With the impact of globalization, increasing flows of social, economic and political relations have begun to redefine the state borders which causes the rising of new border identities. By this redefinition process, European Union (EU)'s external wall forming the boundaries with the neighbourhood countries have also begun to be rebuilt at local and regional level. Throughout this process, new frontier identities are formed with a degree of permeability where the state’s security policies act as the prior issue in the international relations.
Border permeability, that contains grey values varying from closeness to full openness, defines the degree of permeability according to the size, shape and direction of the flows. Dynamic feature of the flows converts border space into a subject of continuous social, economic and political movement. In such places, actors leading the flows appear as the basic elements of permeability and they can be described as economic, political and socio-cultural agents. At the edge of supranational and national border, actors use networks, which are connected to both local and regional levels, in order to build up cross-border cooperation in different aspects. In this context, border regions transform into a space, where local actors develop methods to overcome the restrictiveness of constraints for the flows among the supranational and the national borders.

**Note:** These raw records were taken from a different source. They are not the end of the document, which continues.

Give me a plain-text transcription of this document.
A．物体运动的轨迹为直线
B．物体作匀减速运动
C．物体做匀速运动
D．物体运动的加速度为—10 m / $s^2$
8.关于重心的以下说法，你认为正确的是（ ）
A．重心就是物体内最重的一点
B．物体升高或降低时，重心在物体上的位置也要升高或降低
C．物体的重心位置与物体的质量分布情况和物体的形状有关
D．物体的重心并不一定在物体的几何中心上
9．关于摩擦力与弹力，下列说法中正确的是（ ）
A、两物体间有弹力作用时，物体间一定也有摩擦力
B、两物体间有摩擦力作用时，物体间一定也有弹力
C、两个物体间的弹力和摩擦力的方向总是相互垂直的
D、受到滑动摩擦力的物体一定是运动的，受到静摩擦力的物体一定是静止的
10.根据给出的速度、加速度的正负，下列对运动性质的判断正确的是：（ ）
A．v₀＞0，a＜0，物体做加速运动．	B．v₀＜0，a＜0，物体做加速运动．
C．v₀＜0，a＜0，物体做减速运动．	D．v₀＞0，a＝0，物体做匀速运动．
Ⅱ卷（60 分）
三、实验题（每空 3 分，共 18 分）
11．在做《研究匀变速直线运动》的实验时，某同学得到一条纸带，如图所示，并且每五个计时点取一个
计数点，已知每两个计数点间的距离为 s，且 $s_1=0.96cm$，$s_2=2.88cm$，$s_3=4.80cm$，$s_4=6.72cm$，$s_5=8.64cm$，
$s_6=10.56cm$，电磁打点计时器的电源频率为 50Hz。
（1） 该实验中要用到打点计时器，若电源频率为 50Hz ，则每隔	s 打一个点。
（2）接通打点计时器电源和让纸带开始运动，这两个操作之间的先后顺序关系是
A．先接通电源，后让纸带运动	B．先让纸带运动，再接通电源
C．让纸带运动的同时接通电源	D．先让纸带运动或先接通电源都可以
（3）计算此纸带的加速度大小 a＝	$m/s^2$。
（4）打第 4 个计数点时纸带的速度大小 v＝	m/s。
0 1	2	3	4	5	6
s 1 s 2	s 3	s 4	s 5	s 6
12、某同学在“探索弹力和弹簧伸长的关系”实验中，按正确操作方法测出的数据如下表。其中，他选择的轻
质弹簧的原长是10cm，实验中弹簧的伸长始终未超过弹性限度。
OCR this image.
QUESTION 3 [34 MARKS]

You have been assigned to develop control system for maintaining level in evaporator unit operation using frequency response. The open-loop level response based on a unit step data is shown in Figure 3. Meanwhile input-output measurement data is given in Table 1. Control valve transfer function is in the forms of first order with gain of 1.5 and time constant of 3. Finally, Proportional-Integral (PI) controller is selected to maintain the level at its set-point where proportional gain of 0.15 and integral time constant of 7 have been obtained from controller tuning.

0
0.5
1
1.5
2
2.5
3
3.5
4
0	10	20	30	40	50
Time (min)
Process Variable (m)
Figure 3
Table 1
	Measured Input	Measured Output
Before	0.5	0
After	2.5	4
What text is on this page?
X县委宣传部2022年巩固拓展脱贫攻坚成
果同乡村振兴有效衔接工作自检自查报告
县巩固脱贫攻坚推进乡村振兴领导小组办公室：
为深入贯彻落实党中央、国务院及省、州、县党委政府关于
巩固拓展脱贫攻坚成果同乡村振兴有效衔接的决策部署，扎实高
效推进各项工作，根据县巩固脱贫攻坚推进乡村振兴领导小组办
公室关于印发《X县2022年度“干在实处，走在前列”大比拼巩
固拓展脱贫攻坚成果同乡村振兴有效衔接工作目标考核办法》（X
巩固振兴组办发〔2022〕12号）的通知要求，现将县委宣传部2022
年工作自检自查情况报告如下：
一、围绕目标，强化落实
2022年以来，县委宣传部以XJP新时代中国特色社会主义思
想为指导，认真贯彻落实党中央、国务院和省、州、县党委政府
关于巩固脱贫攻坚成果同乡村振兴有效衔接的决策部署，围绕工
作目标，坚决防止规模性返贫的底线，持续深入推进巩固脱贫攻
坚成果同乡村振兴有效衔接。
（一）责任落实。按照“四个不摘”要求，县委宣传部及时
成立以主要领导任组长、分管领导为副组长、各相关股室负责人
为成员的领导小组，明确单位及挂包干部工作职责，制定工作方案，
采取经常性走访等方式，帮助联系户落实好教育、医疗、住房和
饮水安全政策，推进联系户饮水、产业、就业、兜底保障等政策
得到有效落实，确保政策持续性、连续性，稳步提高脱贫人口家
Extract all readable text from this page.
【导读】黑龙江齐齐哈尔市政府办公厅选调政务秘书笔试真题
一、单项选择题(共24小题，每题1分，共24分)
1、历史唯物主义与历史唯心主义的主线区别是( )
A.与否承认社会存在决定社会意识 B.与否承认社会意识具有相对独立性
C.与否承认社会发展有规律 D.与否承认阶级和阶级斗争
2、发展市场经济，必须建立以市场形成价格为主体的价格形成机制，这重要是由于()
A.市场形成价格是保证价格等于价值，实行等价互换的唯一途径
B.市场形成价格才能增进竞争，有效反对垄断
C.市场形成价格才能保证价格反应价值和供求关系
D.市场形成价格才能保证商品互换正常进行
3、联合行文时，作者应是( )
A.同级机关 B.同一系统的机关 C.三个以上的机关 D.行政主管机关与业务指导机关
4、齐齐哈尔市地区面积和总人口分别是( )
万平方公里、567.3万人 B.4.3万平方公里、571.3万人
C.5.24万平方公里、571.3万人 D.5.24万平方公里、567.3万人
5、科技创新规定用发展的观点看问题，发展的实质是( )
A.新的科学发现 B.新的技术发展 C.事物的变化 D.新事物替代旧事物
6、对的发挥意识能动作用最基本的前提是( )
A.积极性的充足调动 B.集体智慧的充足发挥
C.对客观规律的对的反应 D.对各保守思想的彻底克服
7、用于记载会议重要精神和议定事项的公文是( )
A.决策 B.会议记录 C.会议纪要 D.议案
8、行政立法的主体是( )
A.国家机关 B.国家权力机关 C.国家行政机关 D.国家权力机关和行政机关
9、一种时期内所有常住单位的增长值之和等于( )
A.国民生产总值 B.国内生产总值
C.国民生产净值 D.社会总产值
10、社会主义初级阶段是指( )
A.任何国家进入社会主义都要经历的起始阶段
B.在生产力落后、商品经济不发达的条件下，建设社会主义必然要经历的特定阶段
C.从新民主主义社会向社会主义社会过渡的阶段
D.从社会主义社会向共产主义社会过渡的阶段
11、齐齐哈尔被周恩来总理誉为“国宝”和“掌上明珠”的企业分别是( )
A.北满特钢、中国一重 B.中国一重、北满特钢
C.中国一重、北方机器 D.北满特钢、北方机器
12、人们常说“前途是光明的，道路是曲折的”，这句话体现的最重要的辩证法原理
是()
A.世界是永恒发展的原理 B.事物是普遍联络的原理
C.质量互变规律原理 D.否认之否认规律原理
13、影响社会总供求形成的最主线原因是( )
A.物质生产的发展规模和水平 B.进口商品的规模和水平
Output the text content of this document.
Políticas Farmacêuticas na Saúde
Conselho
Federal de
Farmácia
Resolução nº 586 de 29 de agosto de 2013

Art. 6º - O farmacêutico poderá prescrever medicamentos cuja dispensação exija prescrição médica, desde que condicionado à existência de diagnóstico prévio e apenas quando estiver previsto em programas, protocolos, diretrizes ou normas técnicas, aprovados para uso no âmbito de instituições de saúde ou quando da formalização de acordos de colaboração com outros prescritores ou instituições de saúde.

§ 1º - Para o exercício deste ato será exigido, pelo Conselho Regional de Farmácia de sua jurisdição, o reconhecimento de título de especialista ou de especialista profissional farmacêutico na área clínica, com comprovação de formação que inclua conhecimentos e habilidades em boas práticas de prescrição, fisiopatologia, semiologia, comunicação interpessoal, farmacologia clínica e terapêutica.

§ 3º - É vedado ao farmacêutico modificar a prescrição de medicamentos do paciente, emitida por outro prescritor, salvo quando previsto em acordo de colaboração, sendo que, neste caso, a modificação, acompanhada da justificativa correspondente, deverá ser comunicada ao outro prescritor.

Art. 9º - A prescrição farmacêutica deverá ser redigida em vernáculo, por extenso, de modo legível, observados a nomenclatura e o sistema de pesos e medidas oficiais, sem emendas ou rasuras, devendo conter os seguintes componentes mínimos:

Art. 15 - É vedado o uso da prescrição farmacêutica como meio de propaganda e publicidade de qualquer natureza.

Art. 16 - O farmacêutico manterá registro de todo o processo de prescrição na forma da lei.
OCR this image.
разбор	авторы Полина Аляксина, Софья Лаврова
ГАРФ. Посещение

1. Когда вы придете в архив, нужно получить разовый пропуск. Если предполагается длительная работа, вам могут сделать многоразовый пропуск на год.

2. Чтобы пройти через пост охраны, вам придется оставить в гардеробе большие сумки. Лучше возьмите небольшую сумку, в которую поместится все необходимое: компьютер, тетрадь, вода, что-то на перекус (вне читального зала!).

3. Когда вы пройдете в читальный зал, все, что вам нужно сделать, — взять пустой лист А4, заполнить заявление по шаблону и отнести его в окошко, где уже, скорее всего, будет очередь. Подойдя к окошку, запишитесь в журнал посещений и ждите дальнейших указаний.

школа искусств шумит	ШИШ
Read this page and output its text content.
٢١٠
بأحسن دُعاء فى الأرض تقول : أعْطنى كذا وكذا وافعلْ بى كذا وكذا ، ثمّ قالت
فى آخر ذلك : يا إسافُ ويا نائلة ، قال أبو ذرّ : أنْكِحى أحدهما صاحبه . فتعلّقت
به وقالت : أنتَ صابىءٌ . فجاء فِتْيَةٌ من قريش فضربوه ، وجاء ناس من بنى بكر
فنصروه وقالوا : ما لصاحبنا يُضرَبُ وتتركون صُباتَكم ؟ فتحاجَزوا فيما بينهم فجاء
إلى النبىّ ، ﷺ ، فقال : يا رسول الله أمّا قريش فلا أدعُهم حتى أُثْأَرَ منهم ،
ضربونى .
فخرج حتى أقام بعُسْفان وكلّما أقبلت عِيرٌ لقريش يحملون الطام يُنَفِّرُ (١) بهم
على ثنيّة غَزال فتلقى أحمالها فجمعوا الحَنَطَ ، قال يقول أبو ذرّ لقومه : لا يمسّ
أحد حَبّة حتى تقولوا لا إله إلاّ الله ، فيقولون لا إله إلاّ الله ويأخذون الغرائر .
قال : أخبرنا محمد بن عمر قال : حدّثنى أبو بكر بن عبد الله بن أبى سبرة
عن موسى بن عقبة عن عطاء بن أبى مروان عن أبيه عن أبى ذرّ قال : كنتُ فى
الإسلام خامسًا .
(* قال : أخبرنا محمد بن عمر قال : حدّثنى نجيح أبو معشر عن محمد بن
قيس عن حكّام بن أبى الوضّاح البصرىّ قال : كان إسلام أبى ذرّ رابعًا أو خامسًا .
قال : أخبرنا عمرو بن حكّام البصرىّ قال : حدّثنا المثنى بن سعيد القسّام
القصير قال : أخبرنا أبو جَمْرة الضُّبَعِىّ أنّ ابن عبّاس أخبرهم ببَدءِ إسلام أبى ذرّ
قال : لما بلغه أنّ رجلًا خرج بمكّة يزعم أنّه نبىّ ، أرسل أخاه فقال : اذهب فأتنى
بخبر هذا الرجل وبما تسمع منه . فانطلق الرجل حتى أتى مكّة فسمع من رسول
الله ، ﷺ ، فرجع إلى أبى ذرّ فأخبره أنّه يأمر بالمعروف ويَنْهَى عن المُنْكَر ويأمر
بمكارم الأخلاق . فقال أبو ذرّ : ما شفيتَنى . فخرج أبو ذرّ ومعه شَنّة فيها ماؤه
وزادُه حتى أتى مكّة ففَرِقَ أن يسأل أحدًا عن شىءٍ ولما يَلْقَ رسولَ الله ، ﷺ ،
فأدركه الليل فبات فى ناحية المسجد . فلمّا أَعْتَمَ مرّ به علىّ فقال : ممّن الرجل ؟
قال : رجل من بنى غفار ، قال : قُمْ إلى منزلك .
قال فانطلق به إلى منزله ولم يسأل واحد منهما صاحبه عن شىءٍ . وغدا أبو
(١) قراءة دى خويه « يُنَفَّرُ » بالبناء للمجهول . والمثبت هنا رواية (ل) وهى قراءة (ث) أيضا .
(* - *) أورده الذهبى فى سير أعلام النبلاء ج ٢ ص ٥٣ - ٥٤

This paper aims to evaluate the permeability between EU supranational border and Turkish national border and to define the new cross-border cooperation formed by the social, economic and political flows of the actors. In this context, the permeability and the new border identity will be assessed through three type of administrative body (supranational, national EU and national non-EU) by using the national and local level data supported by EU cross-border programmes and by in-depth interviews conducted at various actors including national institutions, local organizations and NGOs in Turkey.